To contextualize the contribution of our study and, therefore, of DIC techniques within geotechnical monitoring, with a specific focus on monitoring earth flows facing linear infrastructures, Figure 13 shows the application domains of the monitoring techniques used in this study and presented using the classification proposed in [34]. Considering the three main monitoring categories proposed, namely knowledge, control, and emergency monitoring, and drawing insights from our practical field experiences (indicated by colored dots in Figure 13), the utilization of the DIC has been generalized (represented by colored areas in Figure 13) based on the specific platform used and its general purpose.

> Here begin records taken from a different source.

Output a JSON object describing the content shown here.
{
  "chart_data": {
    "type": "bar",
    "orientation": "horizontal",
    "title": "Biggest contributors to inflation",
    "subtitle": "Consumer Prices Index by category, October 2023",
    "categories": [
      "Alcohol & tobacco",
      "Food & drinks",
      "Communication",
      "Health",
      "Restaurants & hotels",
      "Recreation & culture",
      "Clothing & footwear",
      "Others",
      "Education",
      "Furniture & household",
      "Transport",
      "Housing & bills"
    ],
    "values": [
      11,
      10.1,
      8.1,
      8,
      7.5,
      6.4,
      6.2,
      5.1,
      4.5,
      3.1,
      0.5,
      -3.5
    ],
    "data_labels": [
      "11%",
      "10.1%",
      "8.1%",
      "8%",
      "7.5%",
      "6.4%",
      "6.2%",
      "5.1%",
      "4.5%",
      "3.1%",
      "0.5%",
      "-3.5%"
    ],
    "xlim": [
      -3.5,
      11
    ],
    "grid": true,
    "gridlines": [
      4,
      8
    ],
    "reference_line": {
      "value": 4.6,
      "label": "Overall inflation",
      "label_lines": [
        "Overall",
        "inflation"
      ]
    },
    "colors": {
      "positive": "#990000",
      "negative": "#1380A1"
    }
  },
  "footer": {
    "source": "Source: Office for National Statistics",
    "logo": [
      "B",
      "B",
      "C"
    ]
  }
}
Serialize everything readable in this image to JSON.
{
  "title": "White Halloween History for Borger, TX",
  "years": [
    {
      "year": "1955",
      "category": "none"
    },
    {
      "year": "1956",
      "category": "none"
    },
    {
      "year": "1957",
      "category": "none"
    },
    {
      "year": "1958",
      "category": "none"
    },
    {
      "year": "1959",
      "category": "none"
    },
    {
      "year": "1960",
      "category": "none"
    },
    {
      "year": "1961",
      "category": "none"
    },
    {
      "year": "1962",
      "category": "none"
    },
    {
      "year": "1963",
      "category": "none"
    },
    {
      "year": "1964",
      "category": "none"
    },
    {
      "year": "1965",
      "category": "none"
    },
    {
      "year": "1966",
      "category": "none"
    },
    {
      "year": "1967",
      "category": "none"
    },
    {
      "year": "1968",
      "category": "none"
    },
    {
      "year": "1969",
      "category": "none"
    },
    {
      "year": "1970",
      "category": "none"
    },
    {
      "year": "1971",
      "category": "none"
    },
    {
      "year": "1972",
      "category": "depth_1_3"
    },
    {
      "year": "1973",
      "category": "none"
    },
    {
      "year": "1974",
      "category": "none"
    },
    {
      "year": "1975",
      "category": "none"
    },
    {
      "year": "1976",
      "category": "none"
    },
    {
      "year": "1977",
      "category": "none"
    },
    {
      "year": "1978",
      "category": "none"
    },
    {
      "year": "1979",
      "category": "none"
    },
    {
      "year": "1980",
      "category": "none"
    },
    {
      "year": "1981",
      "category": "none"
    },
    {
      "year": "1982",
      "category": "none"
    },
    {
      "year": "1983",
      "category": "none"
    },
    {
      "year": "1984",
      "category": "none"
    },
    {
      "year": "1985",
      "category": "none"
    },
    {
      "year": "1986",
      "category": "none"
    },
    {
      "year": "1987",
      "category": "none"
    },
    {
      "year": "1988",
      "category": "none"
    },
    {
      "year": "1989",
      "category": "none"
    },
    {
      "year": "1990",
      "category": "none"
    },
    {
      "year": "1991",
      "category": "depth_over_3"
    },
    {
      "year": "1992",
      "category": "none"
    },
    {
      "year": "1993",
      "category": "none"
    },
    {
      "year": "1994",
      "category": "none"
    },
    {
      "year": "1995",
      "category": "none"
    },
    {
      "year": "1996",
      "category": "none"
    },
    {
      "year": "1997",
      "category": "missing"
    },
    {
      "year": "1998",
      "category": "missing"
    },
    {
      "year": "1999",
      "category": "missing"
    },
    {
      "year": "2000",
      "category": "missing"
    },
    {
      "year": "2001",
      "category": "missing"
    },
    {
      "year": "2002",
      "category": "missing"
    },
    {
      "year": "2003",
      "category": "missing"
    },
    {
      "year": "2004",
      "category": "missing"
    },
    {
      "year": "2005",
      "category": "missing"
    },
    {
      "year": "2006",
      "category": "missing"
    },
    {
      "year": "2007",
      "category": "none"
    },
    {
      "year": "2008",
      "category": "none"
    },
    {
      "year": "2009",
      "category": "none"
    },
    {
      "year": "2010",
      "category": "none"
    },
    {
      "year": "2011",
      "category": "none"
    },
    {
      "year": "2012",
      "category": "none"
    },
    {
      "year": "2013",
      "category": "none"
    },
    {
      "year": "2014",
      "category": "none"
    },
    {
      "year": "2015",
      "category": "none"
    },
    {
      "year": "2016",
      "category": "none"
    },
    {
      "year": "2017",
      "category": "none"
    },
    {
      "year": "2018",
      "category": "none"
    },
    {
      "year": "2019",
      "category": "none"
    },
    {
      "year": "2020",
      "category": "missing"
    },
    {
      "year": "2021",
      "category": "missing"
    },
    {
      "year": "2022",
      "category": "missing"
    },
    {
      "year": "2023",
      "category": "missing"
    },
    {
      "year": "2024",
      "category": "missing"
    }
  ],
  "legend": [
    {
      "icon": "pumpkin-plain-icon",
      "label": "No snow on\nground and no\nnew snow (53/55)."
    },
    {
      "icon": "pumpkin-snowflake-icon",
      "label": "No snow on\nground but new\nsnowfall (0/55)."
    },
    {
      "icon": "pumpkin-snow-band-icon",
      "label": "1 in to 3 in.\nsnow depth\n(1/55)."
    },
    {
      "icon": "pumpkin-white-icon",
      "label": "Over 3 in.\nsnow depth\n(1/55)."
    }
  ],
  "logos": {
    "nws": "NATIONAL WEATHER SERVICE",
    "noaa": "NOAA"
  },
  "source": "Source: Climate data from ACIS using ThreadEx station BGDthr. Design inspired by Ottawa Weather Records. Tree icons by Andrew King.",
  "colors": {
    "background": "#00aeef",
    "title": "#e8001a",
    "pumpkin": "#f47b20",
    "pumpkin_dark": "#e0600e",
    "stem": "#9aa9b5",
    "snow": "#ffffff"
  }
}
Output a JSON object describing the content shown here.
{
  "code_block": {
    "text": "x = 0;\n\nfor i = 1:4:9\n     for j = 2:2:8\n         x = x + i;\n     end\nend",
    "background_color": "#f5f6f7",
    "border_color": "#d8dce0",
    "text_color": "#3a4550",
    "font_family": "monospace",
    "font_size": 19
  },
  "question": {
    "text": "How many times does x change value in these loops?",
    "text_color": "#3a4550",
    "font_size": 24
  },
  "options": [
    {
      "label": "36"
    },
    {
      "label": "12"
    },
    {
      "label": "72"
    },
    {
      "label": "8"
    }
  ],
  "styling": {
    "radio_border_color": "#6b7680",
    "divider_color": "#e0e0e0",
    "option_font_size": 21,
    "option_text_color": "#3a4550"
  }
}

For example, ground-based cameras, such as the one used in the Pietrafitta earth flow, demonstrated great potential in emergency and, partially, control monitoring. Cameras mounted on drones (UASs), as in the case of the Grillo earth flow, give a great advantage, especially for control monitoring. Satellite images, such as those employed for the Grillo earth flow, seem to be crucial for knowledge monitoring.

6. Conclusions

The present study has examined the use of digital image correlation (DIC) for the displacement monitoring of earth flows by presenting the outcomes from the evaluation and comparison of distinctive techniques for three different study sites in the Pietrafitta and Grillo earth flows. Based on the results presented in this study and considering the main potentialities of the DIC techniques that have emerged from this research, the following general considerations can be made:

• The spatially continuous coverage, given by the DIC technique, affords the opportunity to perform monitoring with clear, practical advantages. Indeed, this approach enables us to (i) comprehensively cover large areas, thereby avoiding the risk of underestimating geomorphological processes; (ii) increase the statistical robustness of the acquired data; and (iii) identify the most active sectors and their rates of movement. These aspects are particularly relevant when monitoring complex kinematic phenomena like earth flows;
• The versatility of DIC, in terms of the facility of the installation of sensors, cost-effectiveness, and compatibility with various platforms, makes this technique a competitive, adaptable, and ready-to-use solution. This versatility holds significant importance in the field of geotechnical asset management (GAM);
• The proven reliability in terms of both accuracy (e.g., high correlation with RTS; r = 0.91) and sensitivity (ability to measure approximately 5 cm of displacement within 1 h) lays the foundation for extensive use of the DIC techniques presented so far. Furthermore, through future developments, e.g., involving the automation of analyses, the DIC could easily be implemented as a technique underlying early warning systems (EWS).

In the view and opinion of the authors, the most appropriate way to quantitatively monitor earth flows in the case of control monitoring is to use the DIC from UAS data and through hillshades for several reasons: (i) they are not subject to variations in vegetation; (ii) due to the high resolution, it is possible to also identify localized displacements without running the risk of ambiguity; and (iii) low cost of realization. For continuous and emergency monitoring, the most effective way to quantitatively monitor the earth flow is to use low-cost ground-based cameras that maintain a good cost–benefit ratio.

Although it has been shown that the techniques used, with their different configurations and acquisition platforms, can be immediately exploited for the above-mentioned purposes, their actual benefit will only materialize once some of the main limitations, which also emerged in our work, have been addressed. For example, with regard to ground-based cameras, great care should be paid to achieving the optimal geometric configuration for measuring the intended movement while also maintaining the angle of incidence and position of the camera in relation to the targets.

Finally, from our perspective, the revised rating presented in Figure 13 and a focus on imaging (DIC) could be very useful for the risk management of earth flows in the presence of linear infrastructures.